Go to the bookshop next door to Hamlet's and opposite North London models with ten pounds.

Leave with eleven books. Eleven proper, actual, beautiful books. 

Wrap. Do not tell recipients how little you paid. 


Sidney reflecting that books do furnish a room.

Emily looking for her favorite book 'Mice - and why they must die'

Wednesday 5 December 2012

Ghosts of St Mark's past, present and future

St Mark's on Tollington Park is a Victorian dream of the middle ages. Here it is not long after it opened in 1854, bringing godliness to the edge of the city:



The Methodists opened a chapel on the Hornsey Road four years later. It looked like this: 

Methodists, 1858

Now it looks like this: 

Police station, 2011.
St Mark's, on the other hand, is thriving. There are two hundred adults and ninety children at the average Sunday service. 

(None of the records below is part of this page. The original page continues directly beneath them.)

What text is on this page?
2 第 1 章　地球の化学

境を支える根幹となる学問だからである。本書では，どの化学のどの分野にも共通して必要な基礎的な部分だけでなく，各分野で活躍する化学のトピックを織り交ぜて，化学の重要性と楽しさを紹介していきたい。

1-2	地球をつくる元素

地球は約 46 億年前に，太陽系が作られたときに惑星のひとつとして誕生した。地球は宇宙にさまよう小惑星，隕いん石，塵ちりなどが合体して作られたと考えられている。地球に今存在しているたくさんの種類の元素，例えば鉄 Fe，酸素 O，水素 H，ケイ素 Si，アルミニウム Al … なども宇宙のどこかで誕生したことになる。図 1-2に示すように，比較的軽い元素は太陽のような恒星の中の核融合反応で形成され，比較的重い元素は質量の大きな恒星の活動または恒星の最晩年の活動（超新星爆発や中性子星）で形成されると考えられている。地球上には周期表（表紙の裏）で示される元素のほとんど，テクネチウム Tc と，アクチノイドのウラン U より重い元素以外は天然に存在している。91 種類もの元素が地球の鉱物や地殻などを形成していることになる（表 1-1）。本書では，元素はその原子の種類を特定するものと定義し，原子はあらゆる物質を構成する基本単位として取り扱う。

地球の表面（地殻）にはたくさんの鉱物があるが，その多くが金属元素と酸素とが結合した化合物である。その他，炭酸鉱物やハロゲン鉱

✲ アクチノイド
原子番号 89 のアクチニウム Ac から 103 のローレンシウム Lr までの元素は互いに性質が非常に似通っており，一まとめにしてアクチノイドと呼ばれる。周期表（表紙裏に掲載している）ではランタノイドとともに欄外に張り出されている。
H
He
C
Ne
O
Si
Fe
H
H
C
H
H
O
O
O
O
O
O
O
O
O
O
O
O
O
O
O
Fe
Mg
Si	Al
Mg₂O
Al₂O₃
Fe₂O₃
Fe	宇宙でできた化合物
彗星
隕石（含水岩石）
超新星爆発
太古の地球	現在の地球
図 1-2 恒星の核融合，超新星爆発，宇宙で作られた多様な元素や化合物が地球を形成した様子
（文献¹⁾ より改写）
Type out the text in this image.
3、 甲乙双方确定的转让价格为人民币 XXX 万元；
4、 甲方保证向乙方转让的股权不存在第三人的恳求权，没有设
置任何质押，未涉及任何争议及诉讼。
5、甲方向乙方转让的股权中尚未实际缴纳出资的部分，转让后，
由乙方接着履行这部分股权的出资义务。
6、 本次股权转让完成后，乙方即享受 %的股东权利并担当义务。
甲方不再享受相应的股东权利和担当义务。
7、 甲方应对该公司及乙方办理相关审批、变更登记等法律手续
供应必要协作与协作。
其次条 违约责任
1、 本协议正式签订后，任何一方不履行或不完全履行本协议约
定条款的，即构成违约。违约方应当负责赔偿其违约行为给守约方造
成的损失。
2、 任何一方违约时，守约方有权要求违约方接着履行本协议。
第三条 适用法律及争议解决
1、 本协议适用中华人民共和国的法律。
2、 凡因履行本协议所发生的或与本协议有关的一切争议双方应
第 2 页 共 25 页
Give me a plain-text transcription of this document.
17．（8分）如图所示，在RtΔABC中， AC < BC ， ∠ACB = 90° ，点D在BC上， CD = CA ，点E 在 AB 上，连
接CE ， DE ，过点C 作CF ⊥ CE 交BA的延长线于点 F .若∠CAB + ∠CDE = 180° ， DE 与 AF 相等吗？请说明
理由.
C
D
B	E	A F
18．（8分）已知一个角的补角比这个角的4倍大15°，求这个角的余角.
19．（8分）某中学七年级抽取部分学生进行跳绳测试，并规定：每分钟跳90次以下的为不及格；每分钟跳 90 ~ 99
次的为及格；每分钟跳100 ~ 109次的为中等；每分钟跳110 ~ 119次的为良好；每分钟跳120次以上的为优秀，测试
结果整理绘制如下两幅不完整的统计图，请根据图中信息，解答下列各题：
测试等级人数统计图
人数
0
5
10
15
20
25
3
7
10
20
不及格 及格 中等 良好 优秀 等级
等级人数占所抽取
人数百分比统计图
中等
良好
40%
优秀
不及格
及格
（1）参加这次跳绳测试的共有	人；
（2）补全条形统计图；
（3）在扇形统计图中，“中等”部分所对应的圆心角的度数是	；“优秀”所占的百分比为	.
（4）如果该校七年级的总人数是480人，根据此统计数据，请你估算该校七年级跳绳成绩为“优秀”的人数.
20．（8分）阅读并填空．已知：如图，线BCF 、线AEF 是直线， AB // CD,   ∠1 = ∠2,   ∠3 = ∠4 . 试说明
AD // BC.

In last March's advert for a new Priest in Charge the parish said:  'We have a long evangelical tradition, centred on faithful biblical teaching and preaching. This has matured in more recent decades to include a stronger commitment to being a charismatic church.' From the one service I went to this seems to mean being heavy on power point and low on graceful language. I don't approve, but I suppose churches have the right not to be an aesthetic theme park for non-believers. 

The advert doesn't say what the post pays, but it does say that Vicarage 'is a large, spacious, comfortable Victorian house and has been recently redecorated. It is fully centrally heated with four bedrooms and a bathroom on the first floor. The ground floor comprises a vicar’s study, sitting room, kitchen, dining room, pantry and utility room. It also has off-road gated parking for two cars with a large mature garden. The garden has been partitioned so that the vicarage has its own dedicated section with a separate small area for church use. A separate flat above the vicarage is lived in by the Worship Director and his wife.' God (appropriately) knows, he probably works hard enough for it.